Charmeuse, Anna Nechaeva sert le rôle de Lisa avec une puissance vocale opératique. Développée dans un tragique richement chromatique, la voix est chaude et ample, lui assurant une présence remarquée.
Tout aussi expressif, le ténor Alexander Kravets (qui reviendra en fin de saison pour Le Nez de Chostakovitch) campe un Chekalinsky direct. La voix placée et projetée est aussi libre que ce personnage, représentation du capitalisme moderne, en jogging.
Jacques Imbrailo impose son élégance scénique et vocale (quel que soit le décor autour) en Prince Yeletski, par la tenue de son port et de son phrasé, une respiration impeccable et légère soutenant tous les ornements de la mélodie mais aussi les profondeurs du tragique.
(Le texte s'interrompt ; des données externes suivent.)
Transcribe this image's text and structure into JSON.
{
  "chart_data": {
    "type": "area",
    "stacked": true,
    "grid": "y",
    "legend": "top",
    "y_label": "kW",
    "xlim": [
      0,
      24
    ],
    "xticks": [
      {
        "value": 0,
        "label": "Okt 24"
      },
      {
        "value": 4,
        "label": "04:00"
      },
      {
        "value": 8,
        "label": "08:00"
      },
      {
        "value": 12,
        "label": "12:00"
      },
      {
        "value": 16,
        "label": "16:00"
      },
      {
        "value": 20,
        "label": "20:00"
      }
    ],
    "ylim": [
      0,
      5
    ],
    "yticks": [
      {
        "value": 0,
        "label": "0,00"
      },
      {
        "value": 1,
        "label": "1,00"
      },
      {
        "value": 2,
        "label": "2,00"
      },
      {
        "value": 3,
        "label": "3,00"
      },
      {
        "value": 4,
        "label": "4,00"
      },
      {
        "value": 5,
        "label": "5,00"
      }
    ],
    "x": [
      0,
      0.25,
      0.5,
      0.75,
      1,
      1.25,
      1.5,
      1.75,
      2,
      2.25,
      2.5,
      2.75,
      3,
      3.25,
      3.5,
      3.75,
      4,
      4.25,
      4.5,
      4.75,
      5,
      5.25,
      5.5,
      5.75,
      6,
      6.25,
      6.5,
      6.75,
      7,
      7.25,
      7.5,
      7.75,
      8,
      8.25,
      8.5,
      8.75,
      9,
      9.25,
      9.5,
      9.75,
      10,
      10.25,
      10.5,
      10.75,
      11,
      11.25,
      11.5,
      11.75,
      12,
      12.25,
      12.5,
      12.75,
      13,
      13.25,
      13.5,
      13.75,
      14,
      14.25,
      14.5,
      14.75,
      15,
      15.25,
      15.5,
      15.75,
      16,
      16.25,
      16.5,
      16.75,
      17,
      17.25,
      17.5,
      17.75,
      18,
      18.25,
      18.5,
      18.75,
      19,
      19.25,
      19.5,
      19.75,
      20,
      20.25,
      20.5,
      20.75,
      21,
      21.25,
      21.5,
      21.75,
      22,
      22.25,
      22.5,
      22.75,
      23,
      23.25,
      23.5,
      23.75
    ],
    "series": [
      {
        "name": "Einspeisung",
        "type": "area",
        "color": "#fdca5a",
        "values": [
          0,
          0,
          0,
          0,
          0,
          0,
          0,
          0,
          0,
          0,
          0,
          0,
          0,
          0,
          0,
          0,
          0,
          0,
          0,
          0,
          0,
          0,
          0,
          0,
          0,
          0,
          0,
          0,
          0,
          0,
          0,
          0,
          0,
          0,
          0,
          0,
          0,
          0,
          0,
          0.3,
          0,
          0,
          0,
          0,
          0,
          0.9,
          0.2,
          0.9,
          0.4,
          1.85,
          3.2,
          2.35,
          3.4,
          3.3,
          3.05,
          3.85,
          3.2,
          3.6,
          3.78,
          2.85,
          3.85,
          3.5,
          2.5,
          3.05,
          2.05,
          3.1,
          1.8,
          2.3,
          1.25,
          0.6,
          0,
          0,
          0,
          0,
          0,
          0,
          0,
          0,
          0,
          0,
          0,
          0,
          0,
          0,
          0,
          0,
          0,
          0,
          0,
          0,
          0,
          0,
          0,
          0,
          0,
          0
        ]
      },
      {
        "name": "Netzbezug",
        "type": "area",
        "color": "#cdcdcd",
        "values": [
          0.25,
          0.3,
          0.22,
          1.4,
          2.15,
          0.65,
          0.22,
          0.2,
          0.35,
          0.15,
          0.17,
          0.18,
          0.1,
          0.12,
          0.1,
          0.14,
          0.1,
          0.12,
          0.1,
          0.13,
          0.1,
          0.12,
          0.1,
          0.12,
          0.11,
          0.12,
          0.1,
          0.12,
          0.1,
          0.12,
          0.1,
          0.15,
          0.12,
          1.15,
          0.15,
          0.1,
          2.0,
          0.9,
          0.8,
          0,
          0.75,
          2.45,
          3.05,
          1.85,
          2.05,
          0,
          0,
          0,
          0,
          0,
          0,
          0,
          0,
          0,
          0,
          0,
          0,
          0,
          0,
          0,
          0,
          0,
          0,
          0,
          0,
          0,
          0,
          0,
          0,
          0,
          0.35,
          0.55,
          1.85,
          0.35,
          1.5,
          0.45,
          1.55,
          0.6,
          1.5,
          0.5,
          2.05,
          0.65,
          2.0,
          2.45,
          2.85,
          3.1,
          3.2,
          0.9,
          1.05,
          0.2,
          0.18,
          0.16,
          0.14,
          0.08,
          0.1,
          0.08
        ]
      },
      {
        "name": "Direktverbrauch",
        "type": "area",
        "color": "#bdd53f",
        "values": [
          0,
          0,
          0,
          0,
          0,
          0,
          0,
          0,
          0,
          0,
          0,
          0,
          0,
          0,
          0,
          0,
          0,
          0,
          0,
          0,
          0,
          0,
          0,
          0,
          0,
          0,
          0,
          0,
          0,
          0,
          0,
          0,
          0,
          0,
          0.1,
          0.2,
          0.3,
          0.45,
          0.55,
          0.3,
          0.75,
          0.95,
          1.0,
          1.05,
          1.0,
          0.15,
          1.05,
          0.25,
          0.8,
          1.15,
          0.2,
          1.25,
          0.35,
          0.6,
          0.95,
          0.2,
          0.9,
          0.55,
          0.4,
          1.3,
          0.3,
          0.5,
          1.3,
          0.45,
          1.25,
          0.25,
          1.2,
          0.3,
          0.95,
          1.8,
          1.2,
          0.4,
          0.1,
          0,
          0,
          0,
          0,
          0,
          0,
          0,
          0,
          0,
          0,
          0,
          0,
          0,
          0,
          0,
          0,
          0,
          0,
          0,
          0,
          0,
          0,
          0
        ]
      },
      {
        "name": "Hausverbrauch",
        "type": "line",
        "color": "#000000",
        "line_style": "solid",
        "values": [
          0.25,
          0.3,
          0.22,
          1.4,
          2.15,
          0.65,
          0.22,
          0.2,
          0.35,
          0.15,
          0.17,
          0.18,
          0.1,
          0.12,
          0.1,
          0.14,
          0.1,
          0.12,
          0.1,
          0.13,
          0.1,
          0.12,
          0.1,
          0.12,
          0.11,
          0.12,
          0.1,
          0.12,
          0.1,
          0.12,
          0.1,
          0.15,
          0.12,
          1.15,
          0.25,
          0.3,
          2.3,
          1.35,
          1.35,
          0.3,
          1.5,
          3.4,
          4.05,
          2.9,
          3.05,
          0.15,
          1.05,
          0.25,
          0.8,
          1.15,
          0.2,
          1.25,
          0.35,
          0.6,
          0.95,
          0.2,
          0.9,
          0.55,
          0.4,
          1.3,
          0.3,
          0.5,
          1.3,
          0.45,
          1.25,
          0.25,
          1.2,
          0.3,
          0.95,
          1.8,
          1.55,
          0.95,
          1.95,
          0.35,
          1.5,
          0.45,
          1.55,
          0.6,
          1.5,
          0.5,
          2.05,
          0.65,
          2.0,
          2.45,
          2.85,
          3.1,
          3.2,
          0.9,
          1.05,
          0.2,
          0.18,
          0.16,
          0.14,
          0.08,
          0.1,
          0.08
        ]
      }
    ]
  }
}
Mischa Schelomianski s'impose en Surin comme une force slave au sein de la distribution. La voix grave, chaude et sûre vient nourrir un jeu très crédible, offrant la sensibilité d'une belle ondulation.
Charlotte Hellekant campe une Polina très libre. Le jeu détaché et maîtrisé de la chanteuse se déploie à la mesure de son rôle débordant d’énergie, tandis que la voix reste piquée, précise et vibrante.
Très charismatique et détachée en gouvernante, la mezzo-soprano Mireille Capelle marque par une voix directe et sans chichi, maîtrisant le phrasé aristocratique non sans une finesse presque cocasse. Emma Posman (Masha - Prilepa), comme à son habitude réussit à se dessiner vocalement avec une clarté remarquée, directe, limpide et raffinée.
Maxime Melnik revient à La Monnaie, ici en Chaplitsky et maître de cérémonie. Le ténor belge sonne fin, perçant et raffiné avec une apparente facilité. Justin Hopkins imprime au rôle de Narumov une présence puissante et grave, de sa voix cuivrée.
La Monnaie fait ainsi à nouveau résonner patrimoine et actualités avec la justesse d'un regard toujours neuf, comme en témoigne la très chaleureuse ovation debout par laquelle le public salue ce spectacle et célèbre cette rentrée lyrique.